What is app localisation? How is it different from app internationalisation?
The process of localisation includes creating locale-specific text and elements and then incorporating them into the app’s interface. Understandably, internationalisation must precede localisation as the former helps in creating an adaptable interface for the latter. In simple terms, internationalisation prepares the app for localisation.
Here are some essential steps for localising an app:
Export all data that needs to be localised
In this case, you must choose to work with a language service provider who accepts data in various formats. This will save you the hassle of exporting files in a specific format and converting them later.
Typically, app localisation involves translating and localising the following elements:
Translate the data and upload it to the interface
Choose a translation company that works with translators who are native speakers and hold expertise in translating for app localisation. Translators who have a good knowledge of the language, its modern slang, and cultural nuances will provide you with accurate translations – the kind of accuracy that cannot be achieved with machine translations.
Also, ensure that you have set an efficient feedback mechanism with your translation provider. For instance, you can add comments on strings while suggesting changes in the translation.

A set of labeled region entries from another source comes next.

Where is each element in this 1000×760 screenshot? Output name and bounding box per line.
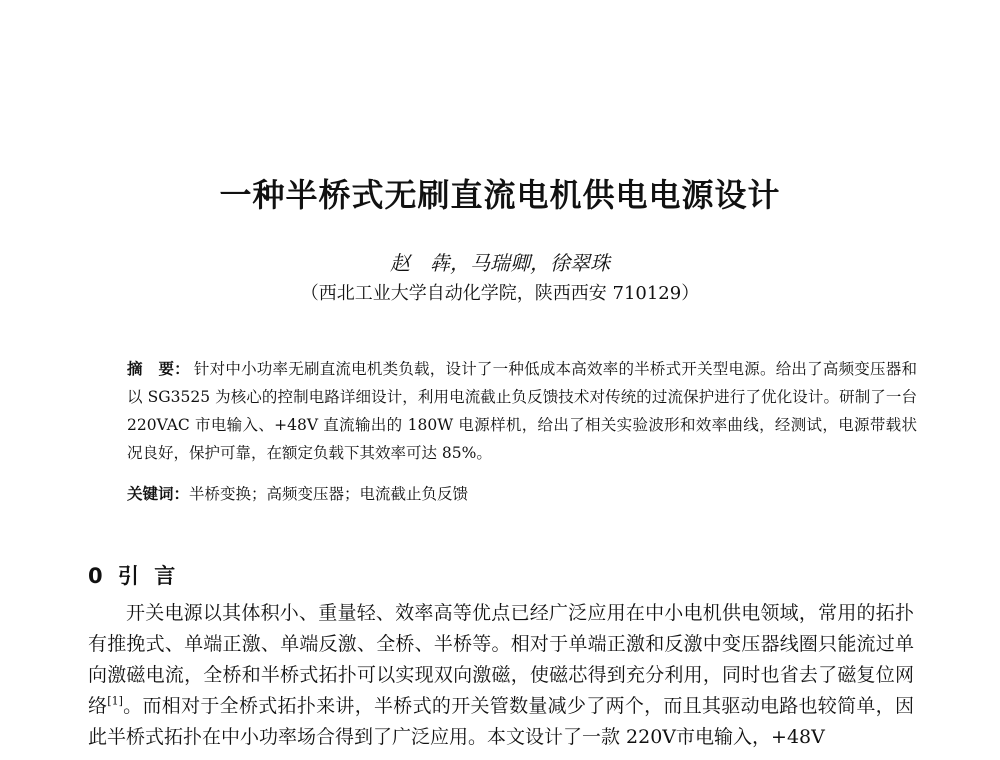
abstract-text: 针对中小功率无刷直流电机类负载，设计了一种低成本高效率的半桥式开关型电源。给出了高频变压器和以 SG3525 为核心的控制电路详细设计，利用电流截止负反馈技术对传统的过流保护进行了优化设计。研制了一台 220VAC 市电输入、+48V 直流输出的 180W 电源样机，给出了相关实验波形和效率曲线，经测试，电源带载状况良好，保护可靠，在额定负载下其效率可达 85%。: [127, 360, 917, 462]
paper-title: 一种半桥式无刷直流电机供电电源设计: [219, 176, 781, 214]
author-list: 赵 犇，马瑞卿，徐翠珠: [390, 251, 610, 275]
affiliation: （西北工业大学自动化学院，陕西西安 710129）: [300, 283, 700, 304]
keywords-label: 关键词：: [127, 485, 190, 503]
keywords: [127, 480, 917, 508]
abstract: [127, 355, 917, 467]
section-heading-introduction: 0 引 言: [88, 564, 180, 588]
introduction-text-part2: 。而相对于全桥式拓扑来讲，半桥式的开关管数量减少了两个，而且其驱动电路也较简单，因此半桥式拓扑在中小功率场合得到了广泛应用。本文设计了一款 220V市电输入，+48V: [88, 695, 914, 748]
citation-reference[interactable]: [1]: [107, 694, 123, 708]
introduction-text-part1: 开关电源以其体积小、重量轻、效率高等优点已经广泛应用在中小电机供电领域，常用的拓扑有推挽式、单端正激、单端反激、全桥、半桥等。相对于单端正激和反激中变压器线圈只能流过单向激磁电流，全桥和半桥式拓扑可以实现双向激磁，使磁芯得到充分利用，同时也省去了磁复位网络: [88, 602, 914, 717]
introduction-paragraph: [88, 598, 914, 753]
keywords-text: 半桥变换；高频变压器；电流截止负反馈: [189, 485, 469, 503]
abstract-label: 摘 要：: [127, 360, 190, 378]
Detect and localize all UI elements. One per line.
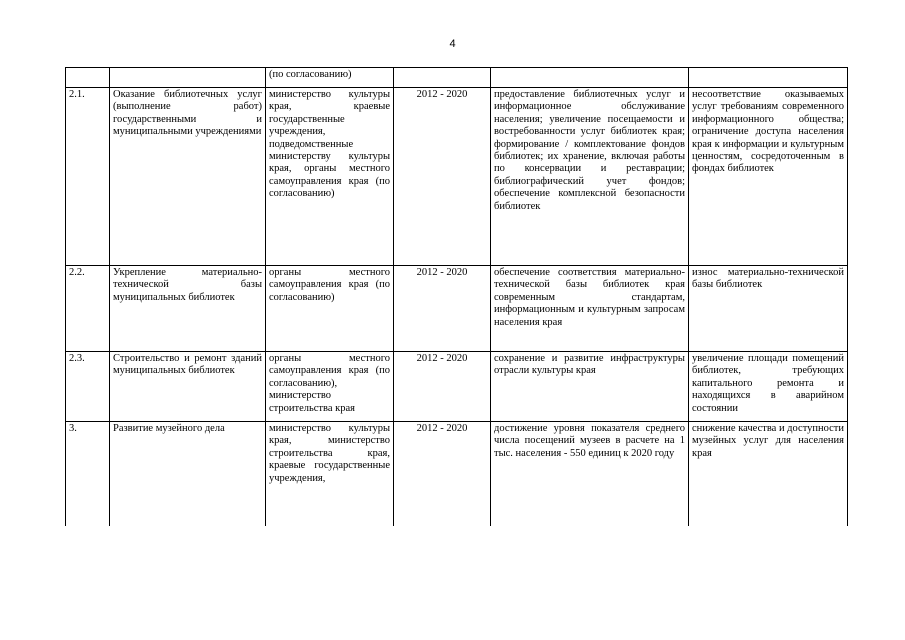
- cell-expected-result: [491, 68, 689, 88]
- measures-table: [65, 67, 848, 526]
- table-row: [66, 68, 848, 88]
- cell-consequence: несоответствие оказываемых услуг требованиям современного информационного общества; ограничение доступа населения края к информации и культурным ценностям, сосредоточенным в фондах библиотек: [689, 88, 848, 266]
- cell-consequence: увеличение площади помещений библиотек, требующих капитального ремонта и находящихся в аварийном состоянии: [689, 352, 848, 422]
- cell-executor: (по согласованию): [266, 68, 394, 88]
- cell-period: 2012 - 2020: [394, 422, 491, 527]
- table-row: [66, 266, 848, 352]
- cell-expected-result: сохранение и развитие инфраструктуры отрасли культуры края: [491, 352, 689, 422]
- cell-period: 2012 - 2020: [394, 352, 491, 422]
- cell-period: 2012 - 2020: [394, 266, 491, 352]
- cell-number: 2.3.: [66, 352, 110, 422]
- cell-executor: министерство культуры края, краевые государственные учреждения, подведомственные министерству культуры края, органы местного самоуправления края (по согласованию): [266, 88, 394, 266]
- cell-consequence: износ материально-технической базы библиотек: [689, 266, 848, 352]
- cell-measure-name: Строительство и ремонт зданий муниципальных библиотек: [110, 352, 266, 422]
- table-row: [66, 88, 848, 266]
- cell-period: 2012 - 2020: [394, 88, 491, 266]
- cell-executor: органы местного самоуправления края (по согласованию): [266, 266, 394, 352]
- page-number: 4: [449, 38, 456, 50]
- cell-measure-name: Оказание библиотечных услуг (выполнение работ) государственными и муниципальными учреждениями: [110, 88, 266, 266]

Upload the translated and localised data
If you externalise all files while internationalisation, this step is a cakewalk for developers. They can easily import all the translated data into the app. And then comes testing. You must test your localised app to ensure there aren’t any:
Also, check whether all the locale-specific data is displayed well:
What is app internationalisation?
Employing internationalisation in the initial stages of app development is the smartest thing you could do to ensure you can localise your app effortlessly in the future. Internationalisation typically involves sticking to a set of international design and development practices to make your app adaptable.
For instance, if you follow certain rules when designing your app’s interface (read: coding), the localisation team will be able to update translations and other localised elements easily.
When internationalisation isn’t implemented, apps end up having many issues. Yulia Akhulkova, a localisation expert who is also a contributor at Nimdzi Insights, says, “It’s a well-known fact that when you translate any text from English to another language, it may take up more space. Apps that don’t take this into account at the early stages of development end up having truncation issues.”
“What my team and I have noticed over the course of our work is that such issues could have easily been avoided if the app had been internationalised, in the first place,” she adds.
Here are a few steps you can take while internationalising an app:
Avoid hard-coding of any kind
Hard coding is setting or fixing parameters that make it difficult to include alterations without modifying the entire program.
This includes avoiding graphics and visuals with embedded texts, along with hard-coding numerics, constant characters, file names, etc.
Externalise all locale-variable data
Externalising all user-visible strings to a file (usually called an external resource file) helps you maintain different versions – one for every locale. This way, all localised data can be downloaded and uploaded in one format – avoiding instances of partially translated/localised text.
For example, if you are designing an iOS app, such files containing localisable strings are called String files. It would be best if you organised them in locale-specific directories, with one localisable.strings file for each language you support.
Take care of concatenations before externalising files
Concatenations are basically connected strings. For instance, you connect the “snow” string with “ball” string to display the word “snowball.”
Concatenations are essential when it comes to sentence structuring. Sentence structures vary for each language and refactoring these concatenations – restructuring them in a way that the external behaviour of the code isn’t affected.
Customise text display for each language
Rules for text breaks, word wrapping, and formatting are different for each language. For instance, in some languages, there’s no practice of dividing words into syllables. Do take these rules into account while internationalising your app.
With the competitive environment in today’s app industry, your app must provide unique solutions in the most effective manner. Your customers use apps to save time or the hassle of doing tasks offline. Localising your app makes it even more effortless for them to navigate, utilise it in the best way, and recommend it to their community.